The newly listed entity is said be involved in the „development and operational implementation of ballistic-missile related or other weapons of mass destruction-related programs”. The European Council commented that the move expanded the existing sanctions in a way that they now include 66 individuals and 42 entities in North Korea. The UN Security Council imposed the toughest sanctions yet in March this year, which included unprecedented inspections of all cargo to and from the Democratic People’s Republic of North Korea, which excluded itself from the rest of the world about 60 years ago.
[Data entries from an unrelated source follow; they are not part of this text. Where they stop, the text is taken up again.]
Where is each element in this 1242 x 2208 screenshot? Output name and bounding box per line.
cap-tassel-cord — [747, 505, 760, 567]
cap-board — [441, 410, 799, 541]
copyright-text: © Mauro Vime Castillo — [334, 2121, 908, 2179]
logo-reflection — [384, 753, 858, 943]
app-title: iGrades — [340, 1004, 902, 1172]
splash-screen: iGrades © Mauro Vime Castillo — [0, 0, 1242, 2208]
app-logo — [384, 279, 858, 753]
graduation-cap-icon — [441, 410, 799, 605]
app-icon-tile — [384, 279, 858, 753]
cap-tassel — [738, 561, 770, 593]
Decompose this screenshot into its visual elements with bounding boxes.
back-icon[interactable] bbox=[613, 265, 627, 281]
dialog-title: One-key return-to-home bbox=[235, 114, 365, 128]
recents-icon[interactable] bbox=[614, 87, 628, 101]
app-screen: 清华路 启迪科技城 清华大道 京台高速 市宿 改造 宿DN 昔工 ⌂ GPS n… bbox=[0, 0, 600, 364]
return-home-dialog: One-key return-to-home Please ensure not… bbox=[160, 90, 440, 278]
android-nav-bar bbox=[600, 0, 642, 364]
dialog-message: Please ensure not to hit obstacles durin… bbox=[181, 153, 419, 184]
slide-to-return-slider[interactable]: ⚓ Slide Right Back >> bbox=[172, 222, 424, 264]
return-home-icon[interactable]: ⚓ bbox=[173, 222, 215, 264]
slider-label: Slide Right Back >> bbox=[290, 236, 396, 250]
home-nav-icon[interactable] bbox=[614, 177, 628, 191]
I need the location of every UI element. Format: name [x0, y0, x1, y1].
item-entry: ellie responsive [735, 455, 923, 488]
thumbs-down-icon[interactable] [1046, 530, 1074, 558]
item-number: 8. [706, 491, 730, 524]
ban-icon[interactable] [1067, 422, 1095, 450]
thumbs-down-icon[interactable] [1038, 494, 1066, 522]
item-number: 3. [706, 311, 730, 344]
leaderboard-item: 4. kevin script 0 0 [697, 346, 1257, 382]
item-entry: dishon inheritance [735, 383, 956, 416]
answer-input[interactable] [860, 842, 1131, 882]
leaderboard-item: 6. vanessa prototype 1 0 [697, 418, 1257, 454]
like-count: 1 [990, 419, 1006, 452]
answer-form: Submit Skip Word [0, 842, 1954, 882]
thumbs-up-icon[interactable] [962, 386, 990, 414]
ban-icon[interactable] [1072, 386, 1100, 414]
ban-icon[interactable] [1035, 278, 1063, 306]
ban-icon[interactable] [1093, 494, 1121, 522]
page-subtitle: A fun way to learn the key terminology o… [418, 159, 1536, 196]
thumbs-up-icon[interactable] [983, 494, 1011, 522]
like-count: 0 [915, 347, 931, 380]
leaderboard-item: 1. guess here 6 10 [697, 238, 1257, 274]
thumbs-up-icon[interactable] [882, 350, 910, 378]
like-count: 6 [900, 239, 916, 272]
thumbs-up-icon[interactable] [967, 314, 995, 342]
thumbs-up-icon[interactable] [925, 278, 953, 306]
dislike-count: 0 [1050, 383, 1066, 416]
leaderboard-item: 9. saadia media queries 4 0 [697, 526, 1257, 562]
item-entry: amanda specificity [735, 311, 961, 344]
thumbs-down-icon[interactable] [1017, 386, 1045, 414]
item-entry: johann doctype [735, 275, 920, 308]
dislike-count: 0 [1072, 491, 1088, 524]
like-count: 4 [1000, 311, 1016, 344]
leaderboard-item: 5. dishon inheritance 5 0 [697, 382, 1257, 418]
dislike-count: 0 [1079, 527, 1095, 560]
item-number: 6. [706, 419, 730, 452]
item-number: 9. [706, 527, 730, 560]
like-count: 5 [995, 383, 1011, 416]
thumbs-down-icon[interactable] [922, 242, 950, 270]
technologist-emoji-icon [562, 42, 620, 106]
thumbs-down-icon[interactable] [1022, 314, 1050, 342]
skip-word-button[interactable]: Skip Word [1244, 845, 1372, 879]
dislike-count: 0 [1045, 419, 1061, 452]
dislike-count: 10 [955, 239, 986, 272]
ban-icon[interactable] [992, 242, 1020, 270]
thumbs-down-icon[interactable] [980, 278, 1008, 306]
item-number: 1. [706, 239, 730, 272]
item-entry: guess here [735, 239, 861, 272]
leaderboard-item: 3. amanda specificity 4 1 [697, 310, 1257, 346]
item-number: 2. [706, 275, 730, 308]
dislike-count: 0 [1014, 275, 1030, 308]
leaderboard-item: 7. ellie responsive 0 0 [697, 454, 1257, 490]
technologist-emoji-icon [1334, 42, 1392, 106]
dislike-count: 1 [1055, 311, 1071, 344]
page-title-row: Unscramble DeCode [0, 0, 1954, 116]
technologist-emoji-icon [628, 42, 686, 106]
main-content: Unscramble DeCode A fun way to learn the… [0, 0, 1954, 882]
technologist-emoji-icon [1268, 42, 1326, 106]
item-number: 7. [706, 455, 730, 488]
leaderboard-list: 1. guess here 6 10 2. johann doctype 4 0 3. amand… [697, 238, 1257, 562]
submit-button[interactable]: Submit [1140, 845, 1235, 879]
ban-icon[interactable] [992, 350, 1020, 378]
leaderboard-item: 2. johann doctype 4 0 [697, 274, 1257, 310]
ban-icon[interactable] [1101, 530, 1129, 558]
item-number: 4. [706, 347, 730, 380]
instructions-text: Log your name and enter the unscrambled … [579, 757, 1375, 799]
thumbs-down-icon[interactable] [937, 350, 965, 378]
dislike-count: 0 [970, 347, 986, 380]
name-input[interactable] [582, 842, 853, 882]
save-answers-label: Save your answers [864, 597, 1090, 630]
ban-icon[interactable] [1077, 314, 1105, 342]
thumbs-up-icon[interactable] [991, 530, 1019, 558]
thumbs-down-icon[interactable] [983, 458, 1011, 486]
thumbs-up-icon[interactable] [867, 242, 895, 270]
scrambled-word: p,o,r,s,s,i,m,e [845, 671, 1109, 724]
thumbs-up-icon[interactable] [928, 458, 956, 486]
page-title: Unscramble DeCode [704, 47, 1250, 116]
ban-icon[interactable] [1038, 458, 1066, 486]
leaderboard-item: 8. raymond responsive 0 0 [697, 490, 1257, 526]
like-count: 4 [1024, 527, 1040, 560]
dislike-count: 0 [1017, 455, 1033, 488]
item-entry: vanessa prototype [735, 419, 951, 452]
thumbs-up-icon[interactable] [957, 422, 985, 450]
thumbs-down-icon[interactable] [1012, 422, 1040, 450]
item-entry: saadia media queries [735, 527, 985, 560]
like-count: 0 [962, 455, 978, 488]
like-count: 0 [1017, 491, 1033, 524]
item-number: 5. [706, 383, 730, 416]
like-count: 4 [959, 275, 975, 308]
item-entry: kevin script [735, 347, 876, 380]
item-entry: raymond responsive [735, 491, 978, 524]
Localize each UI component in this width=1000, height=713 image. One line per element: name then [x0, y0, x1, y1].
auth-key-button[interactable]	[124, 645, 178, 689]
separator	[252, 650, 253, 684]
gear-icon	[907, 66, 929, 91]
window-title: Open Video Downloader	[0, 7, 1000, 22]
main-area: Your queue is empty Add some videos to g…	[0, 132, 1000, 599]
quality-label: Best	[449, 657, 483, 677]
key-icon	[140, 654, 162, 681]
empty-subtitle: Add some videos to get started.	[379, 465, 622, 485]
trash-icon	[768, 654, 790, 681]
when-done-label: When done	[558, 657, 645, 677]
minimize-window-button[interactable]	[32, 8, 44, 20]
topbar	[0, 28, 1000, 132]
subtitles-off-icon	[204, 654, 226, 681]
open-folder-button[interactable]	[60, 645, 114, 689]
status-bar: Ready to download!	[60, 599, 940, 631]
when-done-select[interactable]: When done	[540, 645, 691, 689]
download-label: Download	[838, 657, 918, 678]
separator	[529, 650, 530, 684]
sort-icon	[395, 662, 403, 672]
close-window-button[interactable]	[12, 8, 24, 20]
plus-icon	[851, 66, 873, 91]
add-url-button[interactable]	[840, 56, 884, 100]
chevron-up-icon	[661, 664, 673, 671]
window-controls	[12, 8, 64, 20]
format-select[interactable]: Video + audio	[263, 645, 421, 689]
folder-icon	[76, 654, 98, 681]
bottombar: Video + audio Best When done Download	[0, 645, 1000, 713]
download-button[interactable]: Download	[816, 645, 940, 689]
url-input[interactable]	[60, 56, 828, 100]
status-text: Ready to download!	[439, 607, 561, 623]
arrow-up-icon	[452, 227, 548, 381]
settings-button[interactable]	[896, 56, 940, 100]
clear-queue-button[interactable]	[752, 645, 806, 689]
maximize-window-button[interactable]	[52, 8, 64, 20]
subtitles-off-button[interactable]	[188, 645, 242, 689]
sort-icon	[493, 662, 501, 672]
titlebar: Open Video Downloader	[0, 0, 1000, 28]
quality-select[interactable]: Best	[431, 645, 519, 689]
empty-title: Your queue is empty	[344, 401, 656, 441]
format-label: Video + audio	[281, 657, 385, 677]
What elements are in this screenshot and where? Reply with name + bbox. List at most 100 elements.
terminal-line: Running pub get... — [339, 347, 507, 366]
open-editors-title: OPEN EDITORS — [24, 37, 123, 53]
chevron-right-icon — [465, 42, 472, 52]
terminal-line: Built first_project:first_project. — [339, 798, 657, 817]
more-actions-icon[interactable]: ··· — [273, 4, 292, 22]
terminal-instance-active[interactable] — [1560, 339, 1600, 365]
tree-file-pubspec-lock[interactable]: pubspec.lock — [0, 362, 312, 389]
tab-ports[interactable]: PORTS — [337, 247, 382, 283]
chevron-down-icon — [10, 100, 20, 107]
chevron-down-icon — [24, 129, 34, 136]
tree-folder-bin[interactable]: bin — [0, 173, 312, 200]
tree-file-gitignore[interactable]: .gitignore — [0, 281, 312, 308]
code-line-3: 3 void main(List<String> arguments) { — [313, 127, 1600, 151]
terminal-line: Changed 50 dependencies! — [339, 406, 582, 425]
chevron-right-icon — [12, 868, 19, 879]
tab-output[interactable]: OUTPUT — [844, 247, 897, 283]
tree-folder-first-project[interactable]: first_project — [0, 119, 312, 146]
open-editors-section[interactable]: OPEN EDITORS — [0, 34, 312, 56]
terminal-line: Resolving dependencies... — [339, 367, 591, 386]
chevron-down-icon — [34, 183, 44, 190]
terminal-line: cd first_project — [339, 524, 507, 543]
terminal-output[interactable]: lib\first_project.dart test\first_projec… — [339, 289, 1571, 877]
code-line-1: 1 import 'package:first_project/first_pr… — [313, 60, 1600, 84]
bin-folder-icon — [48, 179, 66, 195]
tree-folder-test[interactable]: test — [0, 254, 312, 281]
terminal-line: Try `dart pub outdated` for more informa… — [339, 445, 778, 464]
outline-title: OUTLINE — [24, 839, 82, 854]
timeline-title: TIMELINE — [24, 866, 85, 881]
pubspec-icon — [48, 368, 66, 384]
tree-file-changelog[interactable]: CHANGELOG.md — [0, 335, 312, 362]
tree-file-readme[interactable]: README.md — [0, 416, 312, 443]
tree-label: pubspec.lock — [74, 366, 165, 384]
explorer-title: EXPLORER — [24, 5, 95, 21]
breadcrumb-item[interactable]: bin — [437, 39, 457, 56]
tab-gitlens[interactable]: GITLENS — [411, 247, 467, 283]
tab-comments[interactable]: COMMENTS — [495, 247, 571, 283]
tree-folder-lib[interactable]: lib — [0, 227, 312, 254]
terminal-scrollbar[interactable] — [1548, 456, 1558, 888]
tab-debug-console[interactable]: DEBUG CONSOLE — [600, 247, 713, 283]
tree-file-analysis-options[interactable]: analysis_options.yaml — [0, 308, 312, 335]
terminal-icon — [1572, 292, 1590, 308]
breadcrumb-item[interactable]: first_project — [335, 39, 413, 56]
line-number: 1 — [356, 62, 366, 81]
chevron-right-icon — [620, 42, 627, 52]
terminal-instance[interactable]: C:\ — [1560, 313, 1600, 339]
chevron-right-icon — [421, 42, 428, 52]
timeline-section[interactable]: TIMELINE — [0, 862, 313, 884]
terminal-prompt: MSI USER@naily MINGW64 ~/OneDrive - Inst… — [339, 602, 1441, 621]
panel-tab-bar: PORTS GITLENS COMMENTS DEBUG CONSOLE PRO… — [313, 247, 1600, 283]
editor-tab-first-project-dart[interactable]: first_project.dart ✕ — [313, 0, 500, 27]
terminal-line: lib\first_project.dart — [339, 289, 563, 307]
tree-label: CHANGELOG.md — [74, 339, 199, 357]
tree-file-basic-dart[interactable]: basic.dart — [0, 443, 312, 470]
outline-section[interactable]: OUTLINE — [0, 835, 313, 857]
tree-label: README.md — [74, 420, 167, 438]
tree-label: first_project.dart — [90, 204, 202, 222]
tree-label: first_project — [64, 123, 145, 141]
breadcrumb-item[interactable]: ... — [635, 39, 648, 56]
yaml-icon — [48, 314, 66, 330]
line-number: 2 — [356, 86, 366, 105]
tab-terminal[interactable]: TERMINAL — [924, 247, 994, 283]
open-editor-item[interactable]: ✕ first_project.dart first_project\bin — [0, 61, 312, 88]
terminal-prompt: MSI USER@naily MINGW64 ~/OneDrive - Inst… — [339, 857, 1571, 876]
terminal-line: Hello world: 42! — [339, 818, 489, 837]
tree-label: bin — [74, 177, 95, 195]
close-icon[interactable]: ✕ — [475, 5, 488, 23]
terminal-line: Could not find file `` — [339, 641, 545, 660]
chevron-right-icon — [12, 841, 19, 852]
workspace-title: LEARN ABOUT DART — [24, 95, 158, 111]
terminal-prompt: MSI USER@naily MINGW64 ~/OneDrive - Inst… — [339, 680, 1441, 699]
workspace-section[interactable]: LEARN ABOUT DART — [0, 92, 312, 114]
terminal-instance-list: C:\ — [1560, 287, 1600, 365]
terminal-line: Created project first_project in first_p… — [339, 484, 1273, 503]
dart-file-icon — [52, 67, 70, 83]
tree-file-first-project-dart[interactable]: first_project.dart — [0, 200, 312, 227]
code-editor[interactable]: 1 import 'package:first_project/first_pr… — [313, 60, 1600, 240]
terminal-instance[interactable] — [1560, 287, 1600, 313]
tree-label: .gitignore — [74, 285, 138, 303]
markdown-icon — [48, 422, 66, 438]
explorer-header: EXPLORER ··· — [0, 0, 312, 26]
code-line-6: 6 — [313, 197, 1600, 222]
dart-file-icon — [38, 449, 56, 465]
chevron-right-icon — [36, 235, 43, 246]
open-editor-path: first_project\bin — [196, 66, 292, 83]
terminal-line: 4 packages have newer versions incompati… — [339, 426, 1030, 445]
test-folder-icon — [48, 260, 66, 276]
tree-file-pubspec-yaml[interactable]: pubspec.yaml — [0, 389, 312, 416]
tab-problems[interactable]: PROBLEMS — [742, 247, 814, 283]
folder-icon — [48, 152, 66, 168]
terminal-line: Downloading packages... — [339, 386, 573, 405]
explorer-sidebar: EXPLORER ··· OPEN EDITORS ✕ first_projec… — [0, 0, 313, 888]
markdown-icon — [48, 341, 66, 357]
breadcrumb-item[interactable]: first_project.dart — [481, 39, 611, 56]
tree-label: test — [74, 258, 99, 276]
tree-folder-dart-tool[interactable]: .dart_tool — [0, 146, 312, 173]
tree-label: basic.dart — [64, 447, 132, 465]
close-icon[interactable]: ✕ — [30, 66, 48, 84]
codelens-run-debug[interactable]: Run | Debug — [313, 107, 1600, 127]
The UN punitive measures also targeted exports of coal, iron, and iron ore as well as other minerals including the supply of aviation fuel as part of efforts to make the country abandon its nuclear ambitions.
The EU established diplomatic relations with North Korea in 2001 and the EU countries’ embassies in Pyongyang take turns to serve as the EU representative office. The EU supports international efforts to promote peace and stability on the Korean Peninsula, in particular through the Six Party Talks process. Meanwhile, being a major provider of development assistance, the block has allocated more than €366 million on food aid, medical, water and sanitation assistance and agricultural support since 1995.